Green's World of the Druids looks at various sources of information about the ancient Druids, including archeology, history, folklore, and classical sources. She relays more recent discoveries, explains the origins of the Druids, their role in society, religion, prophesy and a sacrafice. And, Green takes a look at Druids in the modern day.
This is a reasonably good introductory book on the Druids. It does tend to brush over some areas without as much detail as some other books in an effort to appear "credible," thus fresh ideas are somewhat lacking. For those looking for more of an introduction to Druid history, this more abridged (scaled down) work is a bit easier than many other texts, but it may not serve as well for those with a more solid grasp of Druidry and Celtic studies. I personally find much of Miranda Green's work simply reiterates what is already commonly written by other authors, and I don't get much new out of her work, which is a shame given her enjoyable writing style.
Discussion & analysis of Celtic mythology is relatively light, especially that from Non-Irish sources, but her accounts and interpretation are considered standard by many. Her account on women in Celtic Society, and as female Seers and Druidesses, (she gives them an entire chapter) is somewhat refreshing.

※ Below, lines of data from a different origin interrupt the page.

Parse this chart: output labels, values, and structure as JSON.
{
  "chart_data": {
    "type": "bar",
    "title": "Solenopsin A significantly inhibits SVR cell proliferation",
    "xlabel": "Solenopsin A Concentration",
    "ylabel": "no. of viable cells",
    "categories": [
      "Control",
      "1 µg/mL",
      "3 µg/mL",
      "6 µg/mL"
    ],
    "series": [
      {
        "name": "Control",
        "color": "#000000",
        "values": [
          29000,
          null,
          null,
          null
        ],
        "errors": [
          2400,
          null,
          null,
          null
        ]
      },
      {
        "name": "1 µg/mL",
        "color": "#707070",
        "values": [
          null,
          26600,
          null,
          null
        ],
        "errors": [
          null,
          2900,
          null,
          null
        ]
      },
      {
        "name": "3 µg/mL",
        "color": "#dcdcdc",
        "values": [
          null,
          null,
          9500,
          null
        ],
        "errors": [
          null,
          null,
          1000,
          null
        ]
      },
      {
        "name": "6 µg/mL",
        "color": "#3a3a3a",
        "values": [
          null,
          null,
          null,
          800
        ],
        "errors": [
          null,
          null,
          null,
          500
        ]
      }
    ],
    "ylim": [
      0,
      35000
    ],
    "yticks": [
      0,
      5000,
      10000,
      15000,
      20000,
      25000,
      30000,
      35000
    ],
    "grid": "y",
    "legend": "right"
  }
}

My only other complaint would be in her description of modern-day Druids all being Neo-Druids, and her promotion of a "shared perception" between Druids and Wiccans. While they are quoted as being "separate and distinct," the focus on Wiccan beliefs, rituals and coven membership seemed unnecessary in a more scholary book. I found it sad that the author felt the need to promote witchcraft in the form of Wicca, yet made no mention of Celtic witchcraft or magic, and 'shamanic' practices (for lack of a better term), which is laden throughout Celtic folklore, scarcely got a paragraph's mention, next to the five pages she dedicated to Wicca.
Mostly minor complaints aside, all in all, this is a good general book on Druidry, but I would recommend comparing it to other, more detailed works, to fill in those areas where detail isn't as deep as it should be, comments are light, and varying interpretations are needed. This book also does not hold up to her work on the Celts in general (The Celtic World), but it's still reasonably good. Just be sure to compare her offerings to that of others like Anne Ross, Alwyn & Brinley Rees, Nora Chadwick and Peter Berresford Ellis, for a wider range of understanding and viewpoints on the Druids, and the Celts in General.
Do you have an interest in the druids past and present? Do you want to know the facts, not someone's romanticized version of them? Then this book is what you are looking for. Dr. Green presents the evidence with accuracy and sensitivity, describing what is known about the druids before the coming of Christianity (which is actually very little), the evidence of the medieval tales and saints' lives (which is suspect), and the efforts to revive "druidry" since the Renaissance. The illustrations are carefully described, appropriate to the text, and beautifully reproduced. My only complaint is that Dr. Green's description of modern druids mainly covers groups in the UK, with little acknowledgement that groups exist worldwide. Nevertheless, I highly recommend this volume as an ideal introduction to the subject for yourself or as a gift.